Long-established contenders like Facebook and Snap are hurting due to targeting issues; Instagram is being criticized by its user base while floundering to reinvent itself; Twitter faces damning accusation in the middle of a heated lawsuit with Elon Musk; and TikTok, which capitalized on short-form video is, well, killing it.
But instead of adopting, or copying TikTok’s model, some new social networks are rethinking the space entirely. Recently, I covered BeReal, which offers users the chance to forget filters while showcasing their daily lives. Then there’s Stimulus, a social site that redistributes ad dollars to individual users.
I want to look now at Niche, a social network built by a co-founder of Bumble and a senior engineering manager from Facebook who believe in small communities and decentralization.
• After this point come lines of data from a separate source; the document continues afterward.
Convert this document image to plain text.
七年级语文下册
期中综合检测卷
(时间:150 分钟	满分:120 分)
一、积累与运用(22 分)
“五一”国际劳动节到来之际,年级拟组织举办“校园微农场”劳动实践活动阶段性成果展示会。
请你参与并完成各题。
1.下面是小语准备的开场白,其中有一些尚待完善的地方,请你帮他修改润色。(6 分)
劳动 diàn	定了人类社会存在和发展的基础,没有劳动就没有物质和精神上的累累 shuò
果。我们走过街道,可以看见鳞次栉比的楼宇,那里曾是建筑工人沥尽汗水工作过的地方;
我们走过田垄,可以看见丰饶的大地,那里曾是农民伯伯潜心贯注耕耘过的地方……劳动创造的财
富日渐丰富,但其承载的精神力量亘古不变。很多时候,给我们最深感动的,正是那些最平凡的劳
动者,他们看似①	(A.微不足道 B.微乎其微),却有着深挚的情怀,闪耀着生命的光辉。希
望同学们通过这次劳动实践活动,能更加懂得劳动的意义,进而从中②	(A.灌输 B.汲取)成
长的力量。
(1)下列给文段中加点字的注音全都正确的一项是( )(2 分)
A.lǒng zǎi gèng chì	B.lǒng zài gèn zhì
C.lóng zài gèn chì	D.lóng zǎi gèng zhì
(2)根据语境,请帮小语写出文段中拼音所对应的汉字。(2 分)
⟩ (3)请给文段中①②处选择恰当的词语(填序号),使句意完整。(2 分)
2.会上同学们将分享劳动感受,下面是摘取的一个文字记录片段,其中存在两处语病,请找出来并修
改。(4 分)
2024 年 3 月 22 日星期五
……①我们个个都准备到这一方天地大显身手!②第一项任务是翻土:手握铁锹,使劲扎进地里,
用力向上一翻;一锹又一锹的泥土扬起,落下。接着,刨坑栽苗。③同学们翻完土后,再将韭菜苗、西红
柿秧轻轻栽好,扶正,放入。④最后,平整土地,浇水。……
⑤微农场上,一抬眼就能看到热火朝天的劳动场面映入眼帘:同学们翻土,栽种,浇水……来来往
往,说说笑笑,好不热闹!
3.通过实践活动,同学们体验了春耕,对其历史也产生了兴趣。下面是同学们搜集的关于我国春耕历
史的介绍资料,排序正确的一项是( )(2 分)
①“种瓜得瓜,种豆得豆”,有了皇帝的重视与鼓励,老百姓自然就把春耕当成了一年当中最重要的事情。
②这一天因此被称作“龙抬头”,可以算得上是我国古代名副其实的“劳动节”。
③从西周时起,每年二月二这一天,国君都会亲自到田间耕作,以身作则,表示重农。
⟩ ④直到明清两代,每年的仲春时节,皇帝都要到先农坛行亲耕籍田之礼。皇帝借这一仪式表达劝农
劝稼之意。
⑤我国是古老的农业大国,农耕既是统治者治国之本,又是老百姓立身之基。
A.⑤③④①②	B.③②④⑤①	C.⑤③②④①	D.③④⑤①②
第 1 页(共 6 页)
Niche, which is in beta, is a social app run on the NEAR blockchain. It’s designed to promote online communities based on hobbies or creator businesses and redistribute ownership of the network to its members and content creators via “ownership tokens.”
These tokens are issued to people who join a specific community––whether it be dedicated to skateboarding or coding––and represent ownership of a fraction of the group. Tokens are free and stored in a free crypto wallet the app automatically creates.
In general, Niche is ad-free. It doesn’t try to addict people so they will see more ads, but instead makes money when helping users find valuable content or when creators make money.
“The idea is you bootstrap these groups and then as they get more popular or more in demand, the value goes up, especially if there’s a fixed supply,” CTO Zaven Nahapetyan recently told Forbes. “And so maybe this 200-person rock climbing group becomes really hot, and everyone wants to join—then the people who got in early can go on the open market and sell their tokens for a higher price.”
Creators can also issue NFTs representing their work and group members can buy and resell them. Niche then takes a small cut of those sales. This effectively creates an economic system that lets members own, control, and monetize the content they create.
When asked by Wunderman Thompson what brands can gain by being on a platform like Niche, CEO Christopher Gulczynski said he thinks Niche “democratizes access and levels the playing field for everyone.”
He continued, “It gives them equal platform ownership over what they’re posting so they can recognize the full value of the content they’re posting and the communities that they’re in, too.”
“People in these communities or clubs are owners in the same way that someone that has stock in a company is an owner,” added Nahapetyan. “People are incentivized by the actions they take to make the platform better because it also benefits them” instead of a major corporation.
The hope is that on Niche, creativity will flourish, the propagation of misinformation won’t be as common or widespread, data privacy will be upheld, and users won’t show signs of addiction.
While Niche will invite users to scroll, like, and post, just like on traditional social networks, it will not allow friending or following. The founders believe people will share deeper bonds around a community or shared purpose.
Most emerging social platforms I’ve covered are either in beta, or are ad-free (for now), or both. It’s too early to tell what will come, and how innovators in the space will grow and maintain a steady revenue stream. What will people grab onto? Will blockchain technology become commonplace in social? If so, when?